The veracity of testimonial evidence should, of course, also be looked into. The reliability of the early witnesses who claimed participation in the crime is marred by the ‘Dacer shoes’ claim. Alex Diloy is now dead but his testimony before the Justice Department stands–including perhaps his false claim of ‘brown-shoes-but-formerly-white’ which he showed the press belonged to Dacer, or to Corbito.

Dumlao recanted his 2001 testimony (a basis of Lacson’s indictment), which is where a number of speculators base their malicious imputation of the guilt of Estrada. He is supposed to have made a later testimony affirming the first but through his lawyer, he issued a November statement claiming that he only linked Estrada and Lacson because he was tortured. Besides, Dumlao’s reliability as a witness could be questionable given the multiple times he has changed his mind on the matter. As well, his claims that the government only tortured him into issuing affidavits against Lacson and Estrada suggest that the case is politically motivated.
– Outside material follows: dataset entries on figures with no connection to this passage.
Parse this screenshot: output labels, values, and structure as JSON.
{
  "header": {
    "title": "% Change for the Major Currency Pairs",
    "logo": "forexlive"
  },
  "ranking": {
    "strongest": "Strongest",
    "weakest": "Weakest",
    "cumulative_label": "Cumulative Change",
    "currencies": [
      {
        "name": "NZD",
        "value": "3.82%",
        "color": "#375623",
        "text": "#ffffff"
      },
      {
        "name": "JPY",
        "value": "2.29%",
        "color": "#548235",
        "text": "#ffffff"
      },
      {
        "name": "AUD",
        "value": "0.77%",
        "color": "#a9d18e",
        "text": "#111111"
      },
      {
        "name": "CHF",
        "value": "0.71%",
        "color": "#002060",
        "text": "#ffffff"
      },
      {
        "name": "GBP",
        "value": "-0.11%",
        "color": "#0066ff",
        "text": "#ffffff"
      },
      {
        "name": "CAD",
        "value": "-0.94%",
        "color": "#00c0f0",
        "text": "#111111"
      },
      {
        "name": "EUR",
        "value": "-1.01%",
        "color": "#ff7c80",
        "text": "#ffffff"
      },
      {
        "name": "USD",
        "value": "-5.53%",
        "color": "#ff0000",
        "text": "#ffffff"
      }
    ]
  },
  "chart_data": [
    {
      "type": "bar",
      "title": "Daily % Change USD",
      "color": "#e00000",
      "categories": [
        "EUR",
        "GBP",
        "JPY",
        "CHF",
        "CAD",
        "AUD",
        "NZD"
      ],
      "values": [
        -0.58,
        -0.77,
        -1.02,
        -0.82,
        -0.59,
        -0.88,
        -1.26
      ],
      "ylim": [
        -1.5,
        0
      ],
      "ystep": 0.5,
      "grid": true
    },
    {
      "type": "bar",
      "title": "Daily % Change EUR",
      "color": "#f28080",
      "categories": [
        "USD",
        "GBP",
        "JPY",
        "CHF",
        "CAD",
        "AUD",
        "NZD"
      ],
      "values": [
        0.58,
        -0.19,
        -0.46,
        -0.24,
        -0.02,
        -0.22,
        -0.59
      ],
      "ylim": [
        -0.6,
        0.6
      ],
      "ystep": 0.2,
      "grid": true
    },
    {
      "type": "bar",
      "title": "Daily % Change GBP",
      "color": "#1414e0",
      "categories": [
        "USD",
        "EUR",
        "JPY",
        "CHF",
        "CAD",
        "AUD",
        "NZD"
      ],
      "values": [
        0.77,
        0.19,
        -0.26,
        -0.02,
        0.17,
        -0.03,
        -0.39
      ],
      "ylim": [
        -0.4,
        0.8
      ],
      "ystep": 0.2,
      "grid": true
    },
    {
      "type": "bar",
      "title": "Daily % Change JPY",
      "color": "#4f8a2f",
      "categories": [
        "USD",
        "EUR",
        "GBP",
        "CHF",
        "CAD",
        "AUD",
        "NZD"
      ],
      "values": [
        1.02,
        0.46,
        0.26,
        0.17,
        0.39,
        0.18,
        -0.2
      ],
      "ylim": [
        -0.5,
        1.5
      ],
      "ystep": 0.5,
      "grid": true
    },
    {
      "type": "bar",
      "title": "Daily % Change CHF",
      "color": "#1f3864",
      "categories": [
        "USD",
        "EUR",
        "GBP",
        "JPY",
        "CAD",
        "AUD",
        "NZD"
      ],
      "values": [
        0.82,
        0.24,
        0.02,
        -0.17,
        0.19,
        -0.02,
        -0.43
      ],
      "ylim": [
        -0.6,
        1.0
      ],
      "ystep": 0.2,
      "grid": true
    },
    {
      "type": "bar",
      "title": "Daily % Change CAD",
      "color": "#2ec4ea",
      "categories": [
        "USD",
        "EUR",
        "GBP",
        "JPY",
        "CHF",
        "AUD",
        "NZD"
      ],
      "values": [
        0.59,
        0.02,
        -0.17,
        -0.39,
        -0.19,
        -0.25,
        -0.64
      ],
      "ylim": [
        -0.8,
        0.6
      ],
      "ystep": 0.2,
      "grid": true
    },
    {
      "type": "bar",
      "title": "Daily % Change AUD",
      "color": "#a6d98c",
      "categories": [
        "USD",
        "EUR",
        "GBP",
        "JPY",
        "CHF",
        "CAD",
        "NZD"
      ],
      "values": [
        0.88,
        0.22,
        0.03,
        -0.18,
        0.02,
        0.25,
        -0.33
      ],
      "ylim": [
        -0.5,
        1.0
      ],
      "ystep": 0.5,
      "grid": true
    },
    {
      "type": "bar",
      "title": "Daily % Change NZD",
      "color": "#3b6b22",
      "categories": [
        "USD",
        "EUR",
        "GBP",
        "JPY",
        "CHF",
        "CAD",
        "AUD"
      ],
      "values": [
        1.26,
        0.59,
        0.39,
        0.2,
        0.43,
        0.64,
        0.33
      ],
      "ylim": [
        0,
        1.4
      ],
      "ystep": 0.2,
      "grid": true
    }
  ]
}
Mancao’s testimony, marked by his denial of criminal involvement, links Lacson and Estrada to the case but is pure hearsay. Fr.  Baldostamon’s expose is also hearsay but can easily be corroborated or denied by the Dacer children. Mysteriously, both the camps of the Dacers and Almonte have chosen to keep mum over the issue; more perplexingly (or is it suspiciously?), the Arroyo administration has not bothered to even look into the angle.


The media and bloggers owe it to the Filipino people to speak or write only of the truth. If it’s genuine justice for Dacer and Corbito they want, all possible angles or leads should be discussed without favor or without prejudice to anyone. That the Ramos angle has been hardly explored despite leads pointing to him, while Lacson and especially Estrada have been practically judged as guilty by writers, certainly does not serve the dissemination of truth and justice in this country. At the same time, glossing over Dacer’s possible role in a conspiracy against the Estrada government also does not do justice to the Filipino people.

That government officials–including the politicians who wanted Estrada ousted back in 2000/2001–have politicized the case also seems evident. A disturbing recent news is that the judge who signed the arrest warrant for Lacson is a candidate for a Court of Appeals post. Perhaps more disturbing is why Arroyo’s government has ignored or even kept under wraps the UP-NSRI findings which conflict with Dr. Fortun’s report with regards the question of whether or not the charred remains found in Cavite belonged to Dacer and Corbito.

The Filipino people, especially those with a history of gullibility (as in EDSA 2 mob gullibles), should be wary of those entities whose business it is to misshape public opinion by deliberately withholding selected information. Unfortunately for Dacer and Corbito, justice for them seems as evasive as political justice and journalistic objectivity in this country.